What I thought is to apply suitable charts to reduce myself to work with subsets of the complex plane, according to the sets I deal with; if such a set does not touch $\infty$ I just use the identity chart, otherwise, if $U\subset\bar{\Bbb C}$ is the open set I have to measure and $a$ is a point NOT belonging to $U$ I use the inversion centered in a $a$, that is $z\mapsto\frac1{z-a}$ and then I take the Lebesgue measure of this set.
This doesn't seem consistent and I suspect there is something I am ignoring to deal with such a problem, like using certain metrics and so on.
Any hint to make this rigorous?
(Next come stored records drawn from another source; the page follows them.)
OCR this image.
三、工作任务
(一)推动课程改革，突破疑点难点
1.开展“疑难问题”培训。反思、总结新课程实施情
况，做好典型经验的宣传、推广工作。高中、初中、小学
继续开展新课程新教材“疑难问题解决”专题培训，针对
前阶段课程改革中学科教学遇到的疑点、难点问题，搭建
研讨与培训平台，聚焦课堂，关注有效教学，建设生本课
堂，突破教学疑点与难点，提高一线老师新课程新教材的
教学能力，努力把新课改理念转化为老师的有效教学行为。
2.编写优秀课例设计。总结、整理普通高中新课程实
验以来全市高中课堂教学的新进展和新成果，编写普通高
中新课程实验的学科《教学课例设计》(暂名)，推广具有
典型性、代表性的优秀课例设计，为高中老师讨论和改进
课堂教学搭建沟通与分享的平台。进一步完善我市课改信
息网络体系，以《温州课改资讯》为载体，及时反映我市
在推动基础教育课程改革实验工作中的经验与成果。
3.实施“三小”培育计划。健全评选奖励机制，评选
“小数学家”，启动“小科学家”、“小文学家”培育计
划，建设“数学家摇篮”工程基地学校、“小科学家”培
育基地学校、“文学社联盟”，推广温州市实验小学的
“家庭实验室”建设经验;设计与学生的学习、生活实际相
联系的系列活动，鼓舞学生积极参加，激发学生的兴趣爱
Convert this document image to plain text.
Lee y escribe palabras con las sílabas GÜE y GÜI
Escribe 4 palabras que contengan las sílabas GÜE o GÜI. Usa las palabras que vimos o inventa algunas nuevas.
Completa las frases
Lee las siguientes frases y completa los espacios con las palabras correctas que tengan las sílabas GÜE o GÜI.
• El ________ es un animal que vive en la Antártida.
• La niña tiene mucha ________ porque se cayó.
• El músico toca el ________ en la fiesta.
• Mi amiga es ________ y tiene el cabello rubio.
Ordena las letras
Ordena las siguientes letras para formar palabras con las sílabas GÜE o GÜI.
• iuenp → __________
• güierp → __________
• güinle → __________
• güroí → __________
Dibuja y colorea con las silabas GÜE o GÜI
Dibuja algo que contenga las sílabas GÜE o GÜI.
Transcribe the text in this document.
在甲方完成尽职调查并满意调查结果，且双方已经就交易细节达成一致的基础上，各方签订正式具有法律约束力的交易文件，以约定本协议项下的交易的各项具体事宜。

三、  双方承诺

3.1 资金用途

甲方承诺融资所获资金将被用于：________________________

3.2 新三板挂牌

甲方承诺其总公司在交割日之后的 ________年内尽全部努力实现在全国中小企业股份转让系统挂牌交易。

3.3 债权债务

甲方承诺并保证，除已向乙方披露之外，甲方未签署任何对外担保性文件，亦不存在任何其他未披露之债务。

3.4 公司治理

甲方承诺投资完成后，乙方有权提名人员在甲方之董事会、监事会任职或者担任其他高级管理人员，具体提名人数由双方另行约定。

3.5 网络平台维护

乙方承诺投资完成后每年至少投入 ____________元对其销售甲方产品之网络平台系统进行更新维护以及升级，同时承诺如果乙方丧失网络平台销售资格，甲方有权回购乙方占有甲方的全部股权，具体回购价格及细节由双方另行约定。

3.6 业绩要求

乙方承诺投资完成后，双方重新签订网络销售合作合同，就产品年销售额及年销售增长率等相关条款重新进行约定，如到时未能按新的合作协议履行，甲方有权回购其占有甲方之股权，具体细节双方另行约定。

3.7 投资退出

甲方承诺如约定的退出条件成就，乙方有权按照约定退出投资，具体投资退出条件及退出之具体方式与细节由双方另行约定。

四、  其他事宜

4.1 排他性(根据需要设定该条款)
Thanks
EDIT Say I have the usual unit disk $\Delta:=\{|z|<1\}$; as a subset of $\Bbb C$ its Lebesgue measure is $2\pi$. From this I can consider $\Delta$ as a subset of $\bar{\Bbb C}$ assigning it the same measure.
Maybe my argument fails when I take the Lebesgue measure of sets of $\Bbb C$ got from $\bar{\Bbb C}$ with different charts. But it can be consistent if I choose a point not belonging to any of the sets I will consider and use always the same chart. Could this work?
Identify $\mathbb{C}\cup\{\infty\}$ with the standard $\mathbb{S}^2$ via stereographic projection. Then the spherical metric $ds=2\lvert dz\rvert/(1+\lvert z\rvert^2)$ induces a measure $\mu$ which is $$\frac{d\mu}{d\lambda_{\mathbb{C}}}(z)=\frac4{(1+\lvert z\rvert^2)^2}$$ where $\lambda_\mathbb{C}$ is the standard Lebesgue measure on $\mathbb{C}\cong\mathbb{R}^2$. This formula remains the same as long as you are doing stereographic projections onto equatorial planes and $z$ is the coordinate on that plane. In particular, on $w=1/z$ chart, it is also $$ \frac{d\mu}{d\lambda_{\mathbb{C}}}(w)=\frac4{(1+\lvert w\rvert^2)^2}. $$
Note the only isometries of the Riemann sphere are rotations of $\mathbb{S}^2$, which is not the full Mobius group.